R code help: Removing duplicates based on one column & condition in other column

r
datamanipulation

#1

Hi,
Help needed in R. As shown in above image, i want to remove duplicates from column based on session_id but if another column “status” shows 3 , i want to keep those all rows.

Remove duplicate based on session_id, but keep all rows with status 3.

Hope i explained what i am looking for.

Cheers!
Parind


#2

It would be good if you had shared a reproducible code.
I think this might work, but I have not tested:

df2[!(duplicated(df2$session_id) & df2$status != 3), ]


#3

Hi @ParindDhillon

just to clarify;

  1. if status == 3 then keep all observations

2 . if status != 3 and not in 1. (line before) then keep unique session_id observation

Problem in 2 for example with second and third row of your table which one do you want? Id does not matter which one or the one the earliest current_time_mysql (for example)
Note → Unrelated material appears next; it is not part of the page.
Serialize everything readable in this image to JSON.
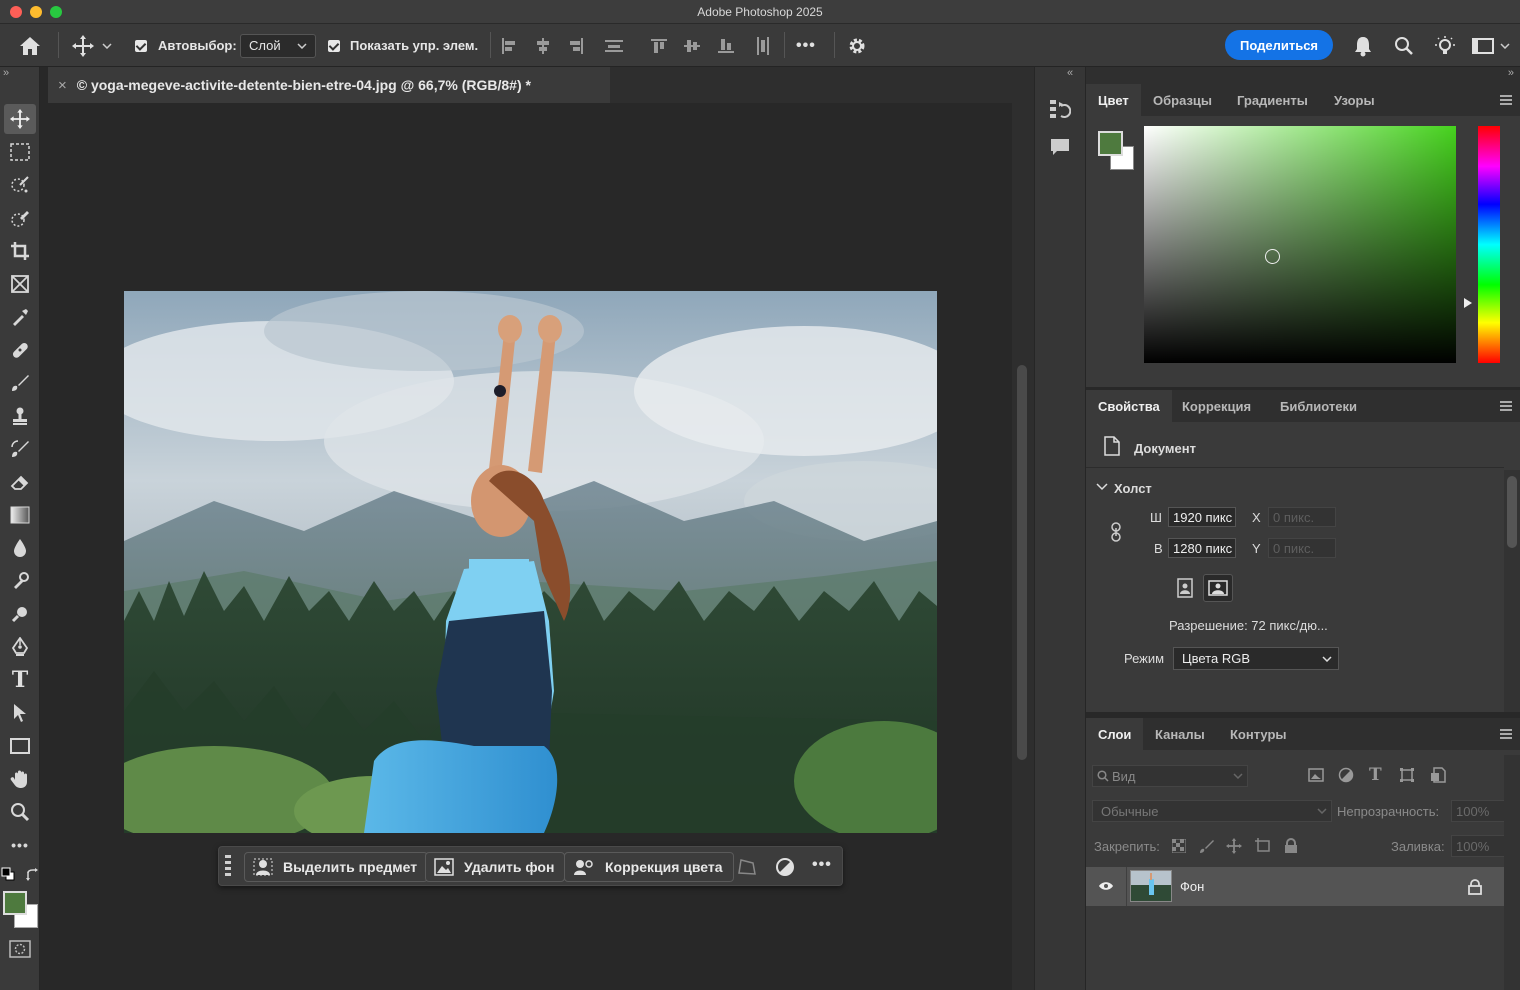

If you can clarify I think many people could help you.

Good luck

Alain


#4

Hi Sonny,
It works…


#5

sample.csv (575.9 KB)
i have tried your solution @sonny – df2[!(duplicated(df2$session_id) & df2$status != 3), ]
It wont been able to remove all duplicates, which i managed to get using dplyr
samp2<-sample %>% group_by (session_id) %>%
arrange(status) %>%
slice(1)
If i do it using dplyr, it gives me 713 less rows which is accurate.
Can you please help me in figuring out the reason why it is not working as i am curious to know the reason, because the approach seems right to me.
I have uploaded sample file for re-production.

Cheers!